“末將廖永忠來遲,求陛下降罪!”


    隨著廖永忠聲音落下,朱標一身明黃內袍,披著雪絨大氅便走了出來。


    也是看到朱標果真在營帳之中,原本壓根不信的王禑,此刻也不得不相信。


    如此說來,朱標從一開始就壓根沒將他這次叛亂放在心上。


    換句話說,他謀劃的那般仔細,可在朱標眼中卻如稚子玩鬧一般,不需在意。


    “末將廖永忠拜見陛下,陛下聖躬金安!”


    “朕安!”


    朱標緊了緊外袍,看向廖永忠道:“倭軍一日前便抵達開城,德慶侯為何一日後方到。”


    “迴稟陛下。”


    廖永忠眸中滿是亮光,嘴角揚起笑著說道:“倭人撤離秋南道時,末將便已洞察。”
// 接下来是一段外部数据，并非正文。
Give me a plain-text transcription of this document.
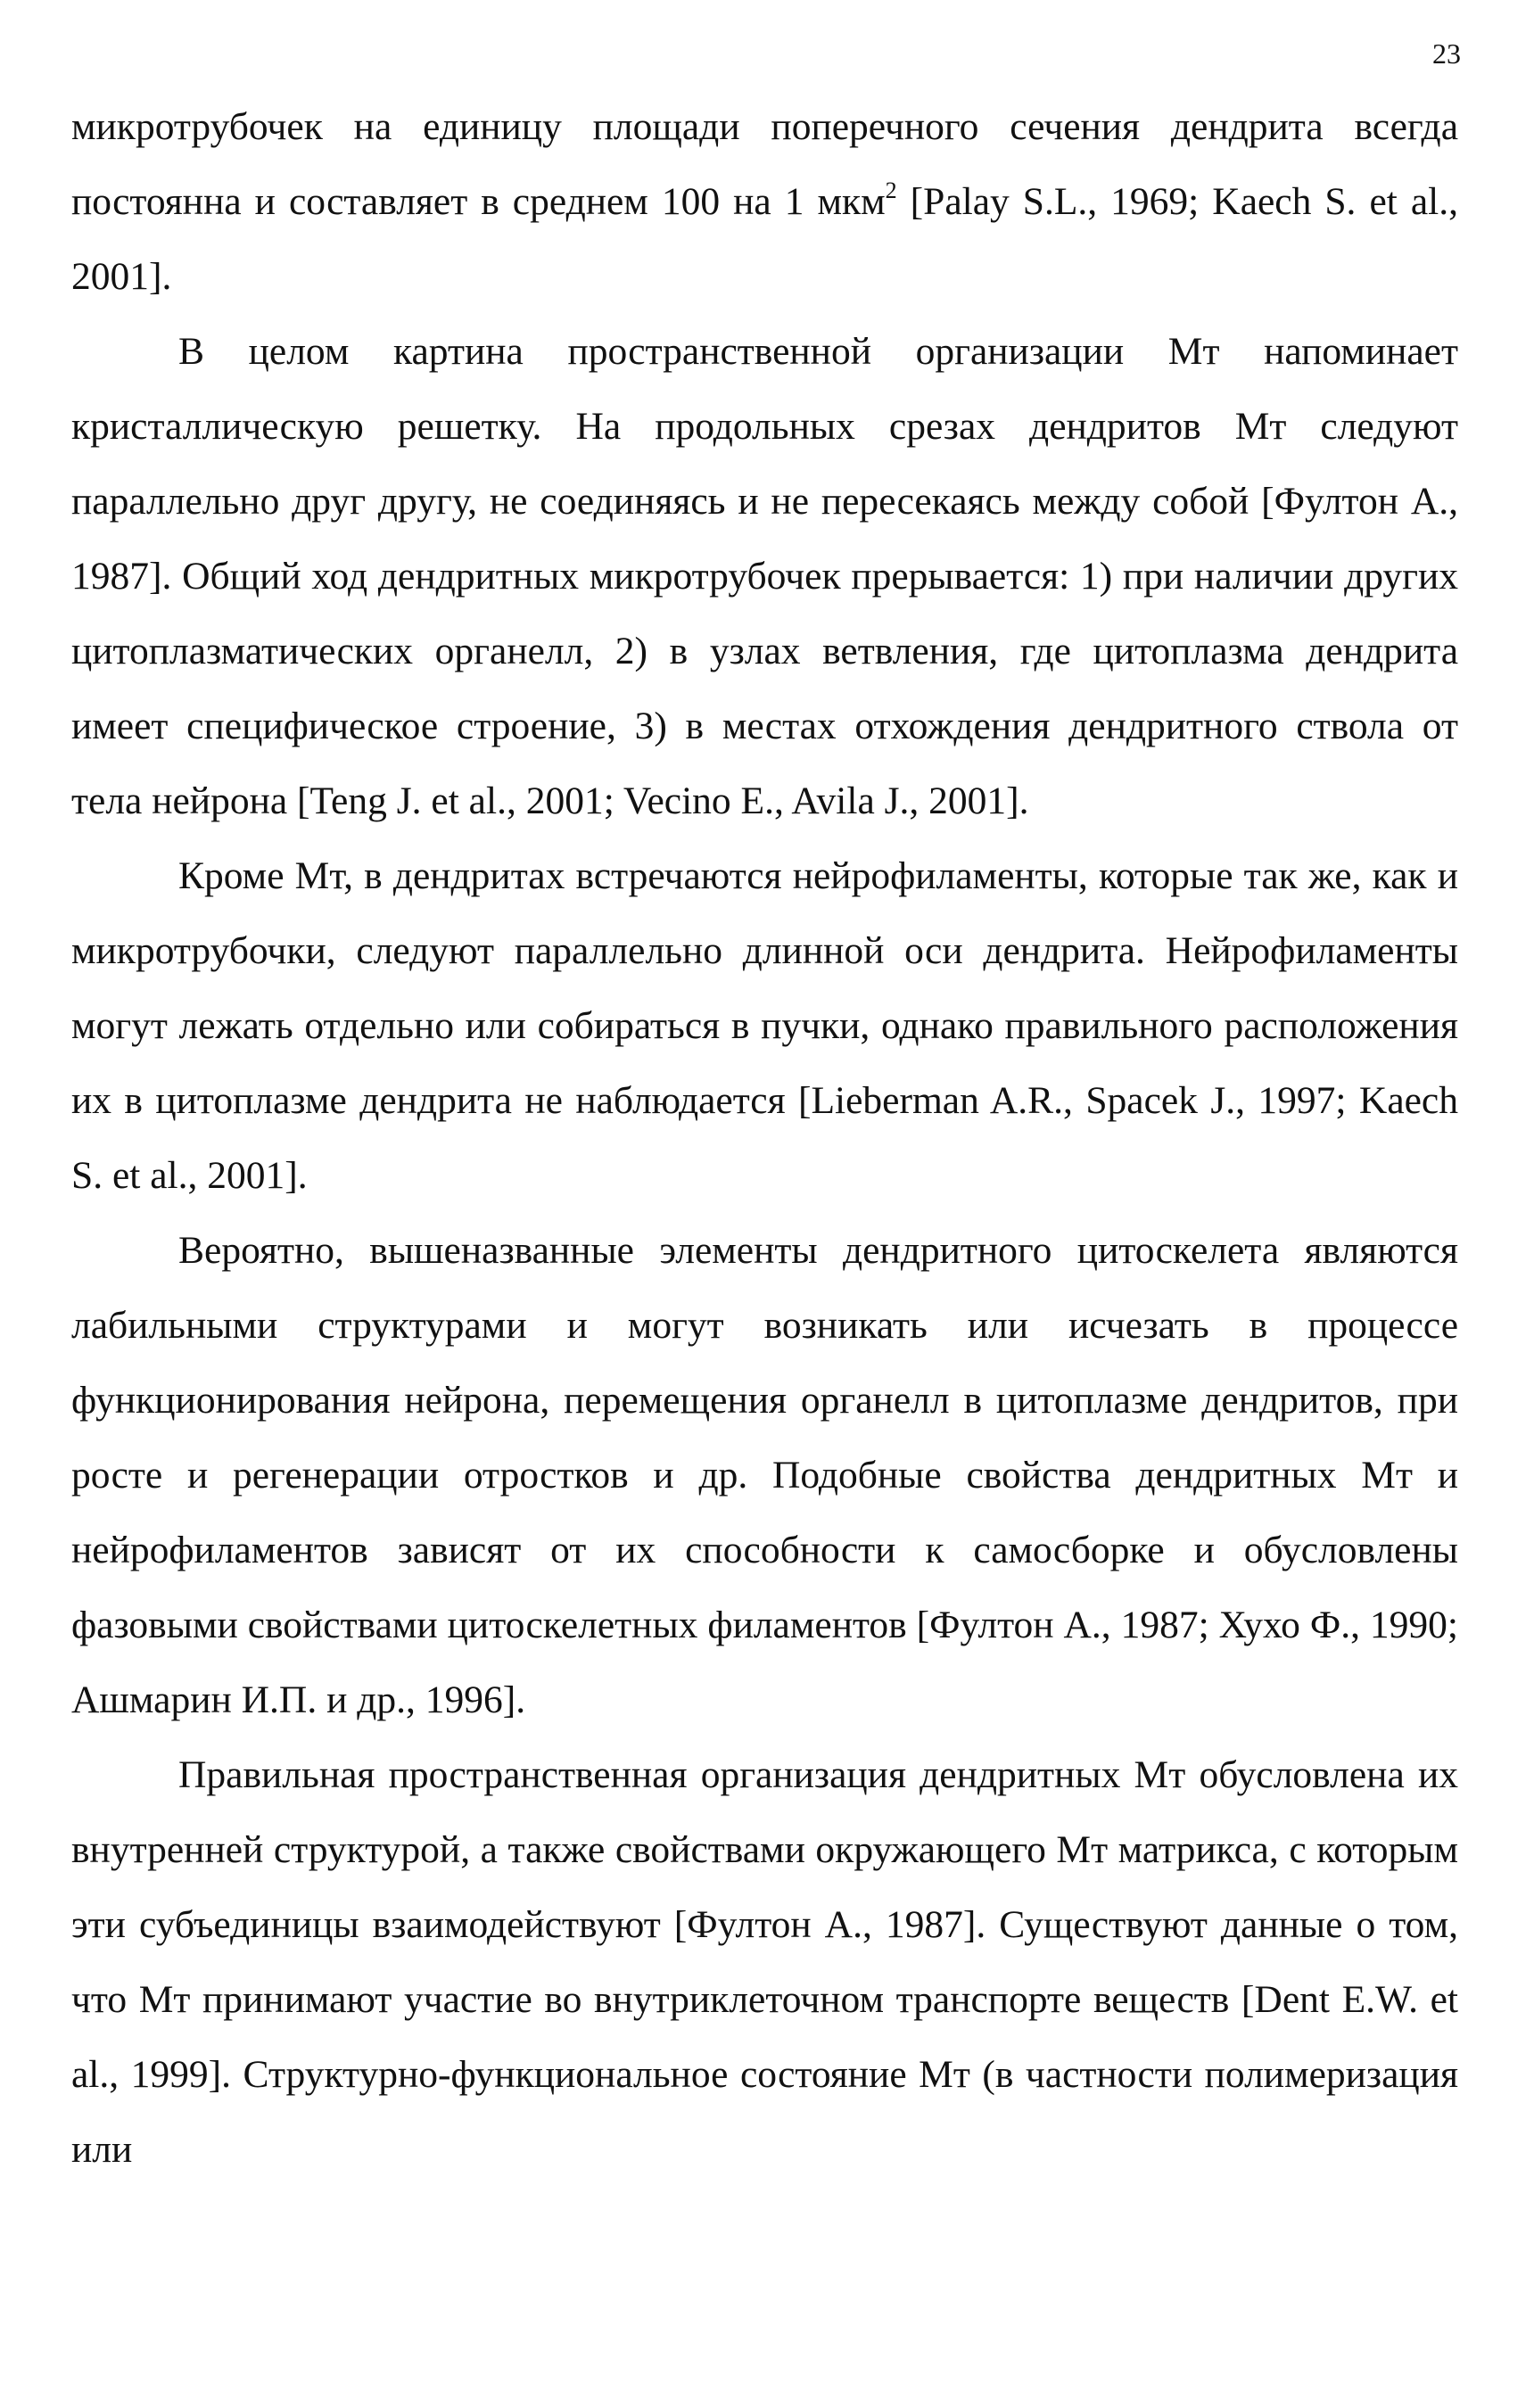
23

микротрубочек на единицу площади поперечного сечения дендрита всегда постоянна и составляет в среднем 100 на 1 мкм$^2$ [Palay S.L., 1969; Kaech S. et al., 2001].

В целом картина пространственной организации Мт напоминает кристаллическую решетку. На продольных срезах дендритов Мт следуют параллельно друг другу, не соединяясь и не пересекаясь между собой [Фултон А., 1987]. Общий ход дендритных микротрубочек прерывается: 1) при наличии других цитоплазматических органелл, 2) в узлах ветвления, где цитоплазма дендрита имеет специфическое строение, 3) в местах отхождения дендритного ствола от тела нейрона [Teng J. et al., 2001; Vecino E., Avila J., 2001].

Кроме Мт, в дендритах встречаются нейрофиламенты, которые так же, как и микротрубочки, следуют параллельно длинной оси дендрита. Нейрофиламенты могут лежать отдельно или собираться в пучки, однако правильного расположения их в цитоплазме дендрита не наблюдается [Lieberman A.R., Spacek J., 1997; Kaech S. et al., 2001].

Вероятно, вышеназванные элементы дендритного цитоскелета являются лабильными структурами и могут возникать или исчезать в процессе функционирования нейрона, перемещения органелл в цитоплазме дендритов, при росте и регенерации отростков и др. Подобные свойства дендритных Мт и нейрофиламентов зависят от их способности к самосборке и обусловлены фазовыми свойствами цитоскелетных филаментов [Фултон А., 1987; Хухо Ф., 1990; Ашмарин И.П. и др., 1996].

Правильная пространственная организация дендритных Мт обусловлена их внутренней структурой, а также свойствами окружающего Мт матрикса, с которым эти субъединицы взаимодействуют [Фултон А., 1987]. Существуют данные о том, что Мт принимают участие во внутриклеточном транспорте веществ [Dent E.W. et al., 1999]. Структурно-функциональное состояние Мт (в частности полимеризация или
    “然末將發覺倭人破釜沉舟,徹底舍棄秋南道土地,直衝開城後。末將順勢清繳秋南道所有倭人,占據所有關口,搶占前往倭國的幾個港口。”


    “如今!秋南道境內再無倭人身影,各地關口、港口均有我明軍把守!”


    “城外倭軍......”


    聽到張定邊開口詢問,廖永忠早與他相識,順勢轉頭衝其說道:“城外倭人今夜打算進攻開城,然見我軍已至,防守便是力有不暇,哪裏還顧得上攻打開城?”


    “現今鬆木河倭軍大營已被我軍衝散,六安侯王誌此刻正率軍清繳潰散倭人。”


    待廖永忠說完,朱標臉上看不到半分意外,好似一切都在意料之中,理所應當。


    張定邊、納哈出等人更是長舒一口氣,心口始終高懸的巨石終於落地。


    反觀王禑.....


    當意識到城外倭軍已被盡數打散,王禑瞳孔放大,似是有些不願相信般小聲問道:“一刻鍾前,城外亮起火把前往開城的兵卒是你們明軍?”


    見王禑竟有此一問,廖永忠用看傻子一般的眼神瞥了眼王禑。


    旋即也沒有開口,隻是繼續看向朱標,等待朱標吩咐。


    而此刻的王禑這才終於明白過來,從一開始他們便沒有半分勝算。


    廖永忠的十萬明軍此刻趕到,就算他們提前起事,倭人提前攻城。他們也會被後來趕到的廖永忠所部盡數截殺。


    “那.....”


    王禑眸光鄭重,好似抱有最後一絲僥幸看向廖永忠道:


    “本王所知,你軍駐紮秋南道也不過十萬兵卒。”


    “倭軍主力也有十萬。”


    “先前秋南道內,你明軍與倭軍尚且僵持,為何鬆木河附近,你軍卻能衝散倭人大營?一舉擊潰倭人?”


    王禑越說越是自信,轉而側目瞥了眼朱標,繼續說道:“莫不是你大明君臣又在故弄玄虛。”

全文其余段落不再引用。